Tokenizer: Brackets in regular expression
Notice: This thread is very old.
- nanuqcz
- Member | 822
Hello,
I'm trying to create simple tokenizer:
$text = 'foo OR bar';
$tokenizer = new Tokenizer([
'or' => '((OR)|(or))', // <== Here is the problem. This works fine: 'or' => 'OR',
'whitespace' => '\s+',
'word' => '\w+',
]);
$tokens = $tokenizer->tokenize($text);
dump($tokens);
Expected output:
array(5) {
[0]=>array(3) {
[0]=>string(3) "foo"
[1]=>int(0)
[2]=>string(4) "word"
}
[1]=>array(3) {
[0]=>string(1) " "
[1]=>int(3)
[2]=>string(10) "whitespace"
}
[2]=>array(3) {
[0]=>string(2) "OR"
[1]=>int(4)
[2]=>string(2) "or"
}
[3]=>array(3) {
[0]=>string(1) " "
[1]=>int(6)
[2]=>string(10) "whitespace"
}
[4]=>array(3) {
[0]=>string(3) "bar"
[1]=>int(7)
[2]=>string(4) "word"
}
}
Real output:
array(5) {
[0]=>array(3) {
[0]=>string(3) "foo"
[1]=>int(0)
[2]=>NULL
}
[1]=>array(3) {
[0]=>string(1) " "
[1]=>int(3)
[2]=>NULL
}
[2]=>array(3) {
[0]=>string(2) "OR"
[1]=>int(4)
[2]=>string(2) "or"
}
[3]=>array(3) {
[0]=>string(1) " "
[1]=>int(6)
[2]=>NULL
}
[4]=>array(3) {
[0]=>string(3) "bar"
[1]=>int(7)
[2]=>NULL
}
}
Nette Tokenizer v2.2.4, PHP 7.0.22, Ubuntu 16.04
Am I wrong, or is there a bug in Nette/Tokenizer?
Thank you.
- Jan Tvrdík
- Nette guru | 2595
Without testing
$text = 'foo OR bar';
$tokenizer = new Tokenizer([
'or' => '(?:OR)|(?:or)', // <== Here is the problem.
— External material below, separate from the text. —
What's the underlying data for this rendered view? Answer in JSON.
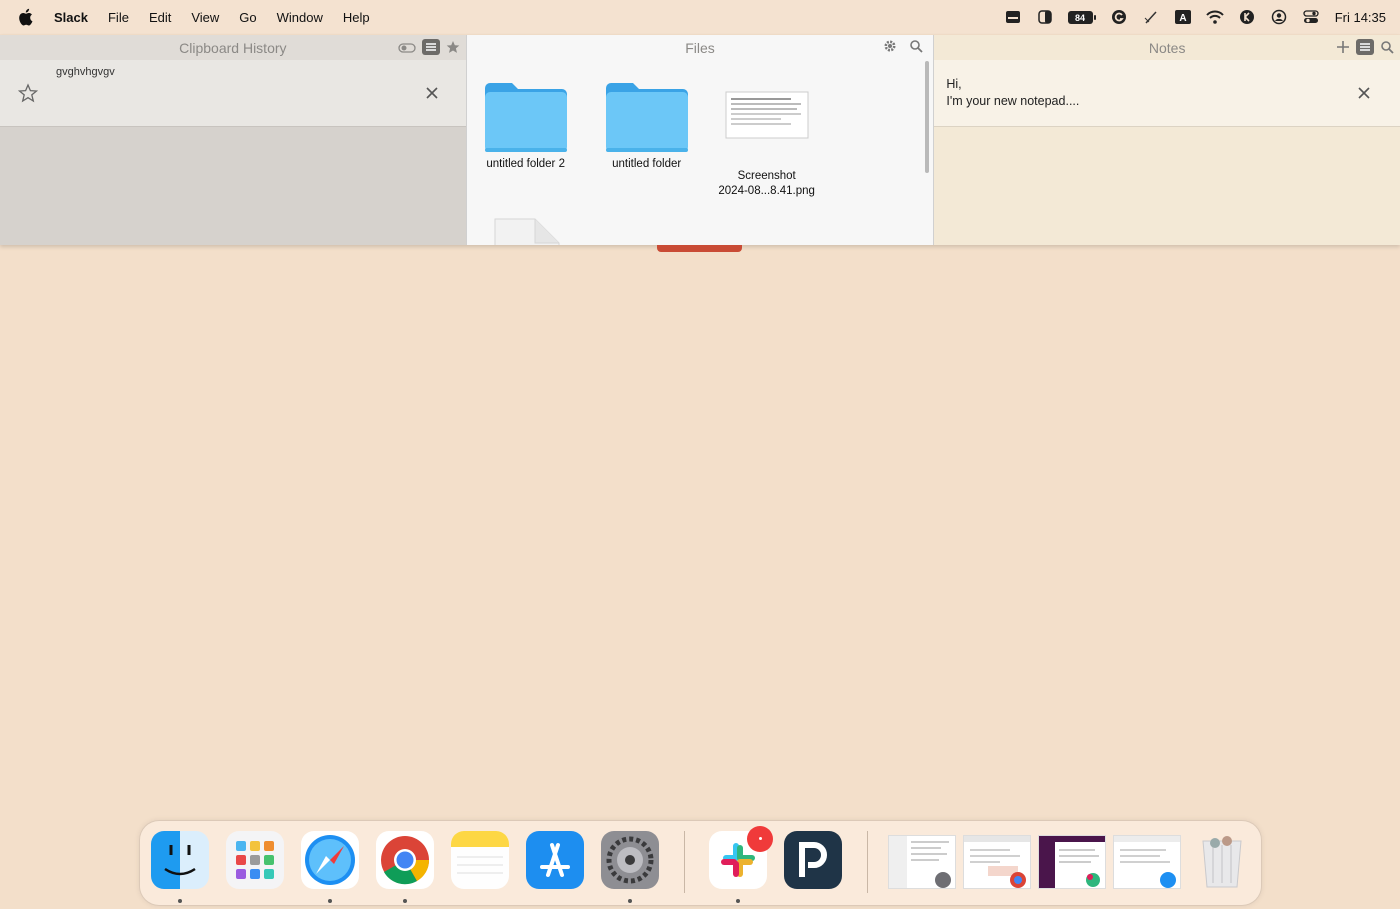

This works fine: 'or' => 'OR',
'whitespace' => '\s+',
'word' => '\w+',
]);
$tokens = $tokenizer->tokenize($text);
dump($tokens);
- David Matějka
- Moderator | 6445
because you are creating another capturing group, which breaks tokenizer,
because tokenizer creates exactly one capturing group for every token. you have
to change it to non-capturing group using ?:
'or' => '(?:(?:OR)|(?:or))',
- nanuqcz
- Member | 822
David Matějka wrote:
because you are creating another capturing group, which breaks tokenizer, because tokenizer creates exactly one capturing group for every token. you have to change it to non-capturing group using
?:
Now it's clear for me with the (?:
syntax.
Thanks for everyone ;-)